Beyond Basilicas

Centralized Churches of Early Christianity

by Sandra Miesel, appearing in Volume 12

In patristic times, when basilicas ruled the earth, a few alternative church plans dotted the landscape. We may regard these designs as Stephen Jay Gould did the Burgess Shale fossils: novel forms that left no progeny. Nevertheless, both the churches and the fossils are beautiful and worthy of contemplation.

The longitudinal basilican church borrowed the shape of Roman law courts, markets, athletic facilities, and other public buildings. Centrally planned churches, by contrast, derive from Roman mausolea, imperial audience chambers, banqueting halls, and even garden pavilions. Central plans could be cruciform, round, polygonal, or polyconched and further enriched with ambulatories, galleries, and niches of varied shape. Constantine, that energetic patron of Christian architecture, built both types of churches and even mixed forms, such as in the basilican Church of the Nativity in Bethlehem with its octagonal headpiece covering the birthplace of Christ. Regardless of design, the main altar normally stood in the east of the building, not the center.

The old rule that basilicas were for community worship but other shapes were for honoring martyrs (martyria) is not universally true. Old St. Peter’s in Rome, built by Constantine, was one of the earliest basilican churches yet was sited over the Apostle’s grave and designed for the convenience of pilgrims. Meanwhile, Constantine’s Golden Octagon at Antioch was the city’s cathedral, not a martyr’s shrine.

The much imitated church that Constantine built to be his own burial place, Holy Apostles at Constantinople, was cruciform, with a central drum over the crossing where the emperor’s tomb lay within a circle of twelve piers representing the Apostles. St. Babylas near Antioch (380), the first martyrium built to enshrine translated relics, copied the cruciform shape and central burial spot of Holy Apostles. A contemporary martyrium designed by St.

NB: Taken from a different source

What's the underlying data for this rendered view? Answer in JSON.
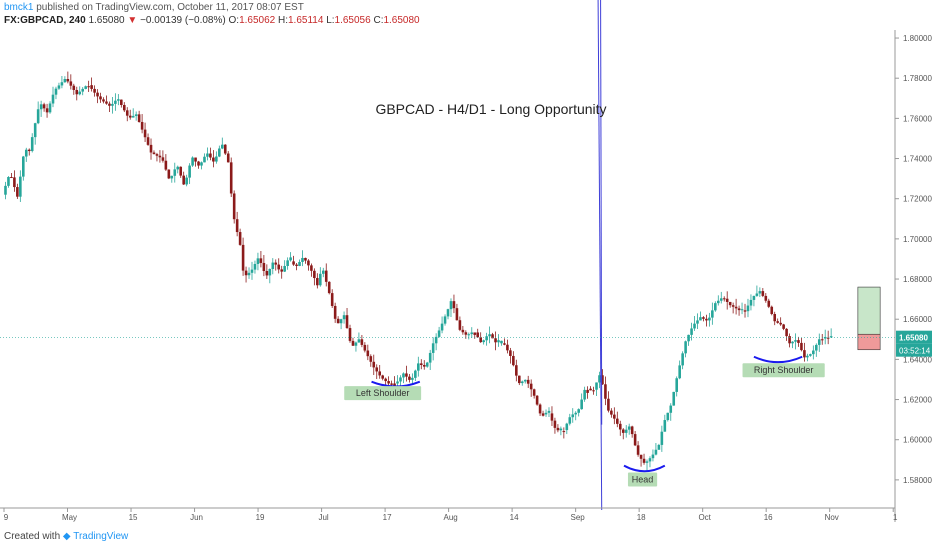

Gregory of Nyssa added hemispherical lobes (conches) between the arms of the cross and enclosed the structure within a square peristyle of forty columns. A century later, S. Stefano Rotundo in Rome has a circle-in cross-in circle plan: tall, cylindrical nave with an ambulatory attached to four rectangular chapels joined by covered porticoes.

A round design was even simpler. Around 350, Constantine built his daughter a domed and arcaded circular mausoleum, now called S. Costanza, against the wall of S. Agnese’s covered cemetery. The round footprint of St. John the Baptist in Gerasa (531) extrudes four small exedrae like pseudopods. So (contrary to Dan Brown’s allegations in The Da Vinci Code) circular churches existed before the Roman Pantheon, once a temple to all the gods, was rededicated to S. Maria ad Martyres in 610. There is nothing peculiarly pagan about roundness.

Only a single “working” church of tetraconch form still survives. San Lorenzo in Milan (378), a double-shelled quatrefoil with four square towers at the corners and three octagonal chapels budded off the curved exterior walls. Its original dome has been replaced by an octagonal baroque one. Tetraconch churches of the Middle East no longer exist.

But four lobes were not enough for St. Gereon in Cologne. This late fourth-century church was built with eight horseshoeshaped exedrae, a round apse, double-apsed narthex, and a huge atrium. Its mutant design left no progeny.

The most successful of the central plans was the polygon. And perhaps the oddest looking polygonal church was the early fifth century shrine of St. Philip at Hieropolis, which had a floor plan easily mistaken for an asterisk. Each side of its octagonal nave thrust out a barrel-vaulted rectangular niche, with tiny chapels of irregular shape hollowed out of the piers between each niche. The building was enclosed within a square of cells to house pilgrims.

Double-shelled octagons proved more popular. Although sloppily executed and noticeably askew, Justinian’s Church of H. Sergios and Bakchos (536) still stands under its pumpkin dome in Istanbul. But it has long been a mosque. The gem of the style is S. Vitale at Ravenna (547), where the octagonal core rises to a domed octagonal drum. The core is surrounded by seven semicircular niches (the eighth spot opens to the chancel), then enveloped by ambulatories and galleries to create an interior of harmonious complexity, glittering with mosaics and rich colored marbles.

The surviving beauties of S. Costanza, of S. Lorenzo, and of S. Vitale are living fossils, reminders of what might have been in church architecture.